Mass spectrometry as a Powerful tool for the characterization of monoclonal antibodies in the context of comparability studies (La Vague 49)
Due to Their Mode of Production, monoclonal antibodies are heterogeneous and complex molecules.
When exchange rates are made to the manufacturing process of a therapeutic monoclonal antibody, an extensive comparability study Has to be Performed to comply-with the requirements of ICH guidance Q5E . These studies usually require the use of Many orthogonal analytical technologies in order to fully characterise the different variants.

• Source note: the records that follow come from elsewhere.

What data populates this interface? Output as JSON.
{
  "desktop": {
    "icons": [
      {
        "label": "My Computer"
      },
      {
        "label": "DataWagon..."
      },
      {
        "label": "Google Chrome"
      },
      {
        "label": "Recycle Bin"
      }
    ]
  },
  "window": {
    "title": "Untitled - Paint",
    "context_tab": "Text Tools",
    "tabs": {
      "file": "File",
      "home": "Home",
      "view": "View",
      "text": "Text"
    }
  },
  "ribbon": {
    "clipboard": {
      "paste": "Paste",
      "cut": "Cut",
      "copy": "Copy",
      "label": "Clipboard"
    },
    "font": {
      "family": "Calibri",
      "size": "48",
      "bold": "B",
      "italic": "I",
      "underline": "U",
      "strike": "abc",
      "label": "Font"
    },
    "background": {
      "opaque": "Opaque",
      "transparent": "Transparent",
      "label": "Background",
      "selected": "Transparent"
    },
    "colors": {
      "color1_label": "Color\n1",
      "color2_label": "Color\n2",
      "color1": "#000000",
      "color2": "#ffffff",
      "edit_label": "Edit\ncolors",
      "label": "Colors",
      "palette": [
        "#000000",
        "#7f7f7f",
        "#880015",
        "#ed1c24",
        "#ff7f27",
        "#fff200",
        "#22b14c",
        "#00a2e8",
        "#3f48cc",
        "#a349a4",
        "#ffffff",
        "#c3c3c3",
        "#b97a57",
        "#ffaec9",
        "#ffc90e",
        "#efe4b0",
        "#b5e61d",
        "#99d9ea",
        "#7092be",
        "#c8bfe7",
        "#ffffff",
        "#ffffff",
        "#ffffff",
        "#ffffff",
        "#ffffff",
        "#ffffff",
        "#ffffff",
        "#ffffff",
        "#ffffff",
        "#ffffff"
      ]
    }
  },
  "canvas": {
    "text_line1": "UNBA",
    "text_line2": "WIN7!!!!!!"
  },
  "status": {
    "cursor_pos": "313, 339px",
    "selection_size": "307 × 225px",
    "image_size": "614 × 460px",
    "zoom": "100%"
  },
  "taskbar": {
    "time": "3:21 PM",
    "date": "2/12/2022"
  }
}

Notebook Practice - Quality by Design Applied to viral safety of Biologicals: Case studies & workshop discussions summary (The Wave 49)
Applying Quality by Design (QbD) to Viral Safety of Biologicals HAS started to be discussed and Implemented to evaluate-the robustness of the viral clearance processes while providing good of a design space Where changes can be acceptable. While QbD Numerous studies-have-been for Assessment Initiated to the process performance, limited publications are available on QbD applied to viral safety. In this article we use examples of virus filtration and chromatography to how the Chat knowledge base and industry experience can help design a risk assessment and a QbD approach for virus removal steps in a biological process.
Continuous Chromatography: The solution for improved process performance and de-bottlenecking of bio-production capacities (La Vague 49)
The bio-production of pharmaceutical active principles requires the use of processes enabling the assurance of their quality and safety together with the control of manufacturing costs. Increased demand and the emergence of bio-similars are adding further pressure on those costs. Production can be scaled up without any significant increase in specific costs. Cell line engineering, optimisation of the composition of the culture media and the development of new culture methods in bioreactors (i.e. continuous high density culture) have enabled an increase in productivity.